Podcasts and Plot: On Constructing Death of a Dancing Queen

Podcasts and Plot_On Constructing Death of a Dancing QueenFor me, podcasts, particularly true-crime podcasts, are ubiquitous with chores and commutes. I’m not going to fold laundry or wash dishes or drive to my in-laws without listening to Karen and Georgia discuss the suspicious death of a scientist in Antarctica, or Phoebe Judge soothingly recount how Dr. Hawley Crippin murdered his wife in 1910 and nearly got away with it (he was nabbed by the telegraph). For the same reasons I carry my cell phone into the bathroom, I use podcasts to distract me from an anxious mind that can’t even find solace doing the most mundane tasks. And, so, I listen.

But I’m not alone. Podcasts have really hit a rise in popularity—probably most evidenced in the boom of true crime series.
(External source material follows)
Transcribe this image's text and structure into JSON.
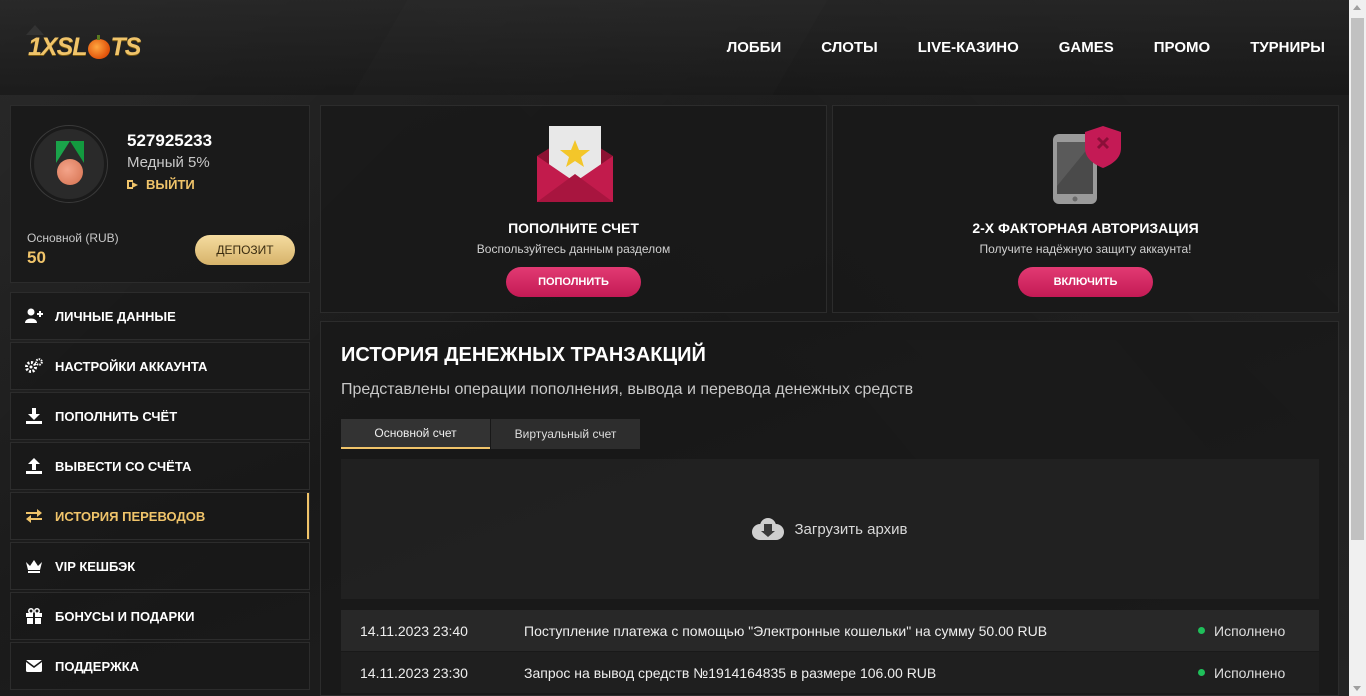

With low production costs (all you need is a decent mic and some quiet), and a plethora of crimes to recount, the genre has really elevated the medium. And, for some, there is fame and fortune to be found. Karen and Georgia, the revered duo of My Favorite Murder, tour globally to sold-out shows. They’ve put out a book and created an entire network that produces several podcasts of varying genres. And while fans tune in to hear Karen discuss an obscure cult, or Georgia describe the visible frozen bodies on Mt. Everest, what they’re really staying for are the genuine banter and asides on mental health. Karen and Georgia are the stars of their show; the stories are secondary.

So when I began drafting my private eye novel, Death of a Dancing Queen, and I was considering victims and victimology, I knew I wanted to drag my love of podcasts into the plot. One of the first cases my protagonist, Billie, takes on is the disappearance of Jasmine Flores, a college student, podcaster, and armchair sleuth. Jasmine is one half of The Murder Girls, a true crime podcast, that she hosts with her best friend. They have a tagline, “Murder Girls suspect everyone,” and merchandise. As Billie slyly points out, “Oh, so a rip-off of My Favorite Murder.” Needless to say, that doesn’t go down well. Of course, I did this intentionally—wanting to point out that the popularity, and potential celebrity, of true crime podcasts can ensnare those who think all they need for success is Wikipedia. Sure, audiences might come for the crime, but they stay for the charisma.

As Billie continues her sleuthing, she discovers that Jasmine isn’t just into true crime, she also fancies herself an internet detective. Jasmine and her friends try to solve cold cases, but while her peers do so from the comfort of their dorm rooms, Jasmine takes a much more active approach to the investigation. To say anything more would spoil the story.

Many novels have been published recently with true crime podcasters at the story center, perhaps in part because it’s low-hanging fruit. How crazy would be it be for a true-crime aficionado to get murdered or accused of murder? And while the concept may feel a bit done-to-death (pun always intended), the psychology is still worth exploring. What is it about true crime that makes it so tantalizing to dissect, and why would someone make the grisly act of murder their life’s work? Billie could ask herself the same question: is risking her life worth the paycheck that comes with it?

Because many of us have deep-seated passions we’re hesitant to talk about in mixed-company, we tune into podcasts as a way of sharing those interests in a safe environment. As an audience, the only ones who know we’re on second listen of an episode about serial rapist and all-around devil-incarnate Richard Ramirez is us and Spotify. But for the hosts, particularly my fictional Murder Girls pair, their disembodied voices do nothing to hide their identities nor their excitement for crime. So when one of them gets in trouble, we must ask ourselves: is it a self-fulfilling prophecy?